Leggendo certi commenti resto esterrefatto, certe persone sono talmente dentro il sistema economico da non riuscire piu nemmeno a ragionare di altri argomenti senza che questi dipendano simbionticamente con il denaro.

L’immigrazione “di qualità” e la manodopera qualificata non c’azzeccano un bel nulla con i profughi che fuggono da una guerra.

Non si possono mescolare questi due elementi.

Certe dichiarazioni come quelle dell’ex viceministro Baldassarri mi lasciano di stucco :

«I profughi siriani in gran parte sono eccellenti laureati, ingegneri, medici e quant’ altro, quindi da questo punto di vista la Merkel sta facendo un’operazione intelligente cioè prende la migliore immigrazione. Facciamo quattro conti. Un laureato italiano da quando comincia la prima elementare a quando si laurea costa allo Stato italiano grossomodo con milioni di euro. Ora, diciamo che in quei Paesi la formazione costa un po’ meno ma almeno, ogni laureato siriano vale mezzo milione di Euro, il che vuol dire che si sta spostando capitale umano da un continente all’ altro in questo caso verso la Germania. Allora l’ errore strategico che stiamo facendo da anni è non integrare nelle nostre strutture secondo le loro competenze queste persone ma pensare appunto al centro profughi da ghettizzare e quando li integriamo gli facciamo fare i lavavetri o raccoglitori di patate. Cioè uno spreco di capitale umano che sarebbe determinante invece per lo sviluppo anche dei nostri Paesi». Conversazione con il prof. Mario Baldassarri

Accogliamo siriani perchè hanno studiato ma non i libici perchè hanno studiato meno?
scherziamo?
i morti nel mediterraneo avevano studiato?

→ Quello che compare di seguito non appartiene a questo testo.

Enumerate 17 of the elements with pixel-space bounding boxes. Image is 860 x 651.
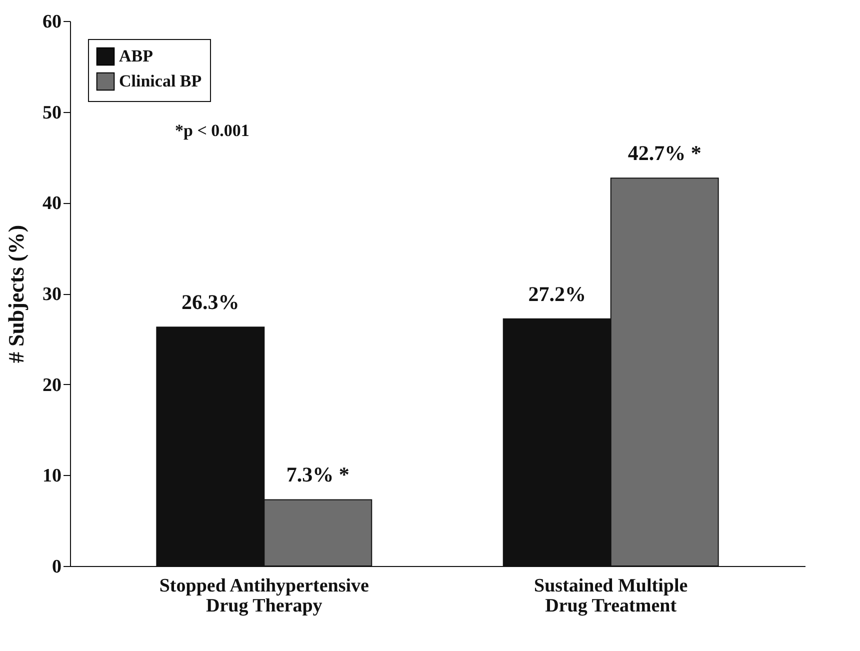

Non si possono fare speculazioni economiche.

Sono in guerra?
Vanno accolti,se finisce tornano indietro.
Se sono bravi fanno grande il loro paese, tra l’altro tutti si strumentano nel dire che dopo una guerra il paese va ricostruito, e dunque se ci sono persone in gamba saranno anche in grado di lavorare per evitare nuove guerre in futuro.

E se successivamente al rientro in patria di tutti i profughi,se la Germania o qualsiasi altro stato li rivolesse intetro,gli immigrati si recano presso l’ambasciata del proprio paese di origine e seguono il normale iter burocratico come può fare un qualsiasi altro cittadino.

Tra l’altro non si capirebbe poi la differenza tra la bambina che la cancelliera tedesca ha fatto piangere il mese scorso, che aveva studiato in germania e stava per essere rimpatriata, con invece altri profughi che poi restano.